De la tolérance, prônait le philosophe Pierre Bayle dès 1686, pas encore suffisamment entendu de nos jours. De la reliance, renvoie 310 ans plus tard Marcel Bolle de Bal en appelant au miracle. Nombreux sont ceux qui, nous faisant part de leurs réflexions, ont répondu à l'appel de ce séduisant concept de reliance, à l'invitation de ce voyage, riche et documenté, au coeur, donc, des Sciences dites Humaines. L'univers scientifique n'a que rarement dû, sans doute, se sentir aussi humain qu'en participant d'une telle entreprise que Bolle de Bal qualifie de "collège invisible". Car derrière ces réflexions, des enjeux théoriques certes (premier tome), pratiques aussi (deuxième tome), mais partout et surtout, éthiques.

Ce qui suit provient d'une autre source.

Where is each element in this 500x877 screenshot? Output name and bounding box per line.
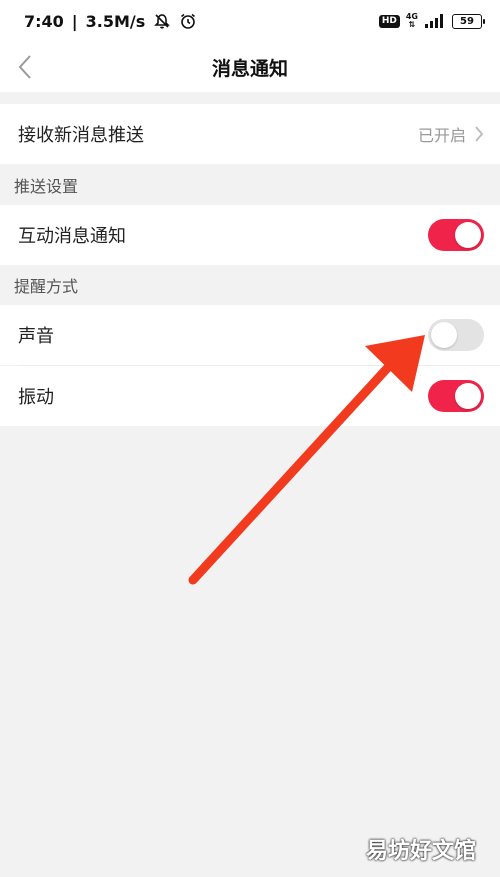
- receive-push-label: 接收新消息推送: [18, 125, 144, 146]
- status-speed: 3.5M/s: [85, 11, 146, 31]
- reminder-header: 提醒方式: [0, 265, 500, 305]
- alarm-icon: [181, 13, 196, 29]
- sound-toggle[interactable]: [428, 319, 484, 351]
- watermark: 易坊好文馆: [365, 839, 476, 864]
- battery-level: 59: [460, 15, 474, 27]
- sound-label: 声音: [18, 326, 54, 347]
- toggle-knob: [455, 222, 481, 248]
- receive-push-row[interactable]: 接收新消息推送 已开启: [0, 104, 500, 164]
- network-arrows-icon: ⇅: [408, 20, 416, 29]
- status-left: 7:40 | 3.5M/s: [24, 12, 197, 31]
- interaction-notify-toggle[interactable]: [428, 219, 484, 251]
- chevron-right-icon: [475, 126, 484, 142]
- network-type: 4G ⇅: [406, 13, 418, 29]
- nav-bar: 消息通知: [0, 42, 500, 92]
- hd-badge: HD: [378, 14, 400, 28]
- battery-icon: 59: [452, 13, 485, 29]
- receive-push-right: 已开启: [418, 122, 484, 146]
- status-bar: 7:40 | 3.5M/s HD 4G ⇅ 59: [0, 0, 500, 42]
- vibrate-row: 振动: [0, 366, 500, 426]
- mute-icon: [154, 14, 171, 29]
- interaction-notify-row: 互动消息通知: [0, 205, 500, 265]
- status-separator: |: [71, 11, 78, 31]
- back-button[interactable]: [8, 50, 42, 84]
- status-right: HD 4G ⇅ 59: [378, 13, 485, 29]
- page-title: 消息通知: [211, 57, 288, 80]
- chevron-left-icon: [18, 55, 31, 79]
- toggle-knob: [431, 322, 457, 348]
- interaction-notify-label: 互动消息通知: [18, 226, 126, 247]
- sound-row: 声音: [0, 305, 500, 365]
- top-area: 7:40 | 3.5M/s HD 4G ⇅ 59 消息通知: [0, 0, 500, 92]
- push-settings-header: 推送设置: [0, 165, 500, 205]
- receive-push-status: 已开启: [417, 126, 466, 145]
- vibrate-label: 振动: [18, 387, 54, 408]
- toggle-knob: [455, 383, 481, 409]
- vibrate-toggle[interactable]: [428, 380, 484, 412]
- signal-icon: [425, 14, 443, 28]
- status-time: 7:40: [24, 11, 64, 31]
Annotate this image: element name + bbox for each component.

Comme il le dit au terme de sa longue présentation : " Personnellement, sans nier les vertus de certaines déliances et à partir d'elles, j'aime à définir la reliance, dans la dimension normative que je lui attribue, comme le partage des solitudes acceptées et l'échange des différences respectées : dans une telle formule se retrouvent en effet les dimensions philosophiques (existentielles), psychologiques (la solitude acceptée ou la reliance à soi), sociales (le partage et l'échange de la reliance aux autres) et politiques (le respect des différences, c'est-à-dire la démocratie et la lutte contre le racisme). Vaste programme éthico-politique en ces temps d'hyper-modernité émergente...".
Vaste lecture plurielle à laquelle il nous convie alors, proposant de suivre au passage et parmi d'autres les contributions de R. Barbie, E. Enrikez, J. Feldman, F. Ferrarotti, V. De Gaulejac, J.L. Le Grand, M. Maffesoli, E.Morin, S. Mukuna, M. Pagès, G. Rocher, R. Sainsaulieu, E. Sullerot et bien d'autres... N'hésitez pas à résérver une place dans vos lectures prochaines à ces deux livres majeurs où se révèlent et s'expriment, à travers cet heureux concept de reliance, les potentialités d'une transcience.